Given these factors are going to be most important at harvest time, it would be great if we could assess them in field. This is however, very difficult – controlling turgor would be difficult, temperature impossible, and I don’t know how to measure stiffness in the field (maybe a force deformation/ micro deformation test or an acoustic sonic impulse). Strength, yes. Stiffness, no.

This suggests to me that a greenhouse trial would be good. Grow the right amount of beets in pots, then near to harvest, water/ dehydrate, cool/ heat. This way, it would be possible to do analysis of the mechanical properties using laboratory equipment too.

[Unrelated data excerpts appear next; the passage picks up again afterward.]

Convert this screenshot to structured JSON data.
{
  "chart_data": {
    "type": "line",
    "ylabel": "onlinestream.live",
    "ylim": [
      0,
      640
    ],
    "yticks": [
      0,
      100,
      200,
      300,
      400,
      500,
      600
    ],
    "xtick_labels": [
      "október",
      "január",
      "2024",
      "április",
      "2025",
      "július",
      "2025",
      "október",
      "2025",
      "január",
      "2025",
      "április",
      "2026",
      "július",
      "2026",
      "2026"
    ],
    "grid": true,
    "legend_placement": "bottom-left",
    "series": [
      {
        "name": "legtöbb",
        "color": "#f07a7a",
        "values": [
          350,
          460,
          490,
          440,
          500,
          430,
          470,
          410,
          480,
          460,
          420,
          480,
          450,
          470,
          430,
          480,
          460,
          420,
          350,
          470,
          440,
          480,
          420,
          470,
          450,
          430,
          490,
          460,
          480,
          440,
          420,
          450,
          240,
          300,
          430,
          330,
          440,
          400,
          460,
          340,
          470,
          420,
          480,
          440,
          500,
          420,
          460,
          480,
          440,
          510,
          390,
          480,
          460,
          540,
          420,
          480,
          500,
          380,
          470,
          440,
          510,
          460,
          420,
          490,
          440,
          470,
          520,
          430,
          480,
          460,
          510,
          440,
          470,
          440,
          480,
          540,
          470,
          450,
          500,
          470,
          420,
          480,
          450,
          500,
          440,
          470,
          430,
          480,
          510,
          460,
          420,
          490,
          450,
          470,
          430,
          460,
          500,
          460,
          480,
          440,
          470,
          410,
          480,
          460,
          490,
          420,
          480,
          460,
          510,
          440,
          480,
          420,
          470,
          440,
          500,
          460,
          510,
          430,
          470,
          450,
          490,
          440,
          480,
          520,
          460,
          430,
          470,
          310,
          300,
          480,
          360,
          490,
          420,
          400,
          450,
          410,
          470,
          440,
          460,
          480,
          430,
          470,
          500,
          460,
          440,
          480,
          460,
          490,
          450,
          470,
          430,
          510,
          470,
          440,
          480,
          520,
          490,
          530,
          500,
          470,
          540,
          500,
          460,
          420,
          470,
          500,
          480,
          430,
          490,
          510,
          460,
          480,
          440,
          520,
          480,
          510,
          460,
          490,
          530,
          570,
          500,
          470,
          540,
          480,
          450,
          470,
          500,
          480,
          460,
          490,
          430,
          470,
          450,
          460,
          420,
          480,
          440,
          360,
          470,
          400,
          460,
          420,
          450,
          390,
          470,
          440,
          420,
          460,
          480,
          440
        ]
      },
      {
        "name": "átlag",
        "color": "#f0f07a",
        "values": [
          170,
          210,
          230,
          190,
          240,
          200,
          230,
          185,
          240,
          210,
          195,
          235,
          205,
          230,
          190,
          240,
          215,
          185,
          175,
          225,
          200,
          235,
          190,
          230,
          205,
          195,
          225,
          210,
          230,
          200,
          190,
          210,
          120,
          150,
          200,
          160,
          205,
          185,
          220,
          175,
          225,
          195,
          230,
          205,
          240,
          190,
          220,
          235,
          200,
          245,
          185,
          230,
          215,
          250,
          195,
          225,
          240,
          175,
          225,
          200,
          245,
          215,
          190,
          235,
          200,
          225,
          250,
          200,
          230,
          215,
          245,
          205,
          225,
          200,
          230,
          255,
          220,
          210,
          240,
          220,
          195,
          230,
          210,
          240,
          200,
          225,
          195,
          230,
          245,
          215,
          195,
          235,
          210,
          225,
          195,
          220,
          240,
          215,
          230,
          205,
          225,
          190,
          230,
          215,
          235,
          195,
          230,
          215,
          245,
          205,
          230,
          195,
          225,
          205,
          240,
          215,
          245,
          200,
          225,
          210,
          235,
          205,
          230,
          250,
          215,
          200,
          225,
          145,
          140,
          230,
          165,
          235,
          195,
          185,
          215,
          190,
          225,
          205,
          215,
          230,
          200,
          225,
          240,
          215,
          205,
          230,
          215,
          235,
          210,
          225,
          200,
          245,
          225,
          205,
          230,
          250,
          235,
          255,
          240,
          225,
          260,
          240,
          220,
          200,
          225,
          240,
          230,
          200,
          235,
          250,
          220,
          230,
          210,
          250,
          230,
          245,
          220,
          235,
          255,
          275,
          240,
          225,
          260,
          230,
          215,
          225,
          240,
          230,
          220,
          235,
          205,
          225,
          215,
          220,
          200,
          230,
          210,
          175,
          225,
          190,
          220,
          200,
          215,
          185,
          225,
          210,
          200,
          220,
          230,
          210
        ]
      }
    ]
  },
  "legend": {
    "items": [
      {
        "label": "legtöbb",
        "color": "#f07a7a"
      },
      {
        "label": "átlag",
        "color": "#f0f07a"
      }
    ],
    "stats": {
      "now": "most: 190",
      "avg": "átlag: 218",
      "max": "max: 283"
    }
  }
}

The minimum would be: 1 variety, high verses low turgor, 30 samples per treatment. So, 60 beets.

Ideal would be more like: 3 varieties (low, med and high strength), 3 turgor levels (dry last 20 days, normal last 20 days, wet last 20 days), probably two temperatures (8 degrees, 15 degrees), but probably still 30 samples per treatment. So, 540 usable beets – that’s a couple of days work in the lab…

Likely: 2 varieties, three turgor levels, 30 samples. 180 beets.

If we were to use a laboratory penetrometer, I think we’d have to grow in sand, just to ensure clean samples.

WHEN:

ASAP. Not top of the priority list, but if I could do it this year, I would.

COST STAB-IN-THE-DARK:

No idea. What does greenhouse space cost? No external labour needed (maybe one day at harvest, to, for example, clean the samples before they go on the penetrometer), but we’d need to find a high end penetrometer that can also measure stiffness.

WHY THIS MIGHT NOT HAPPEN:

Funding, availability of equipment.

COMMENT:

As a student project, this would be a serious project (30 points, I’d guess).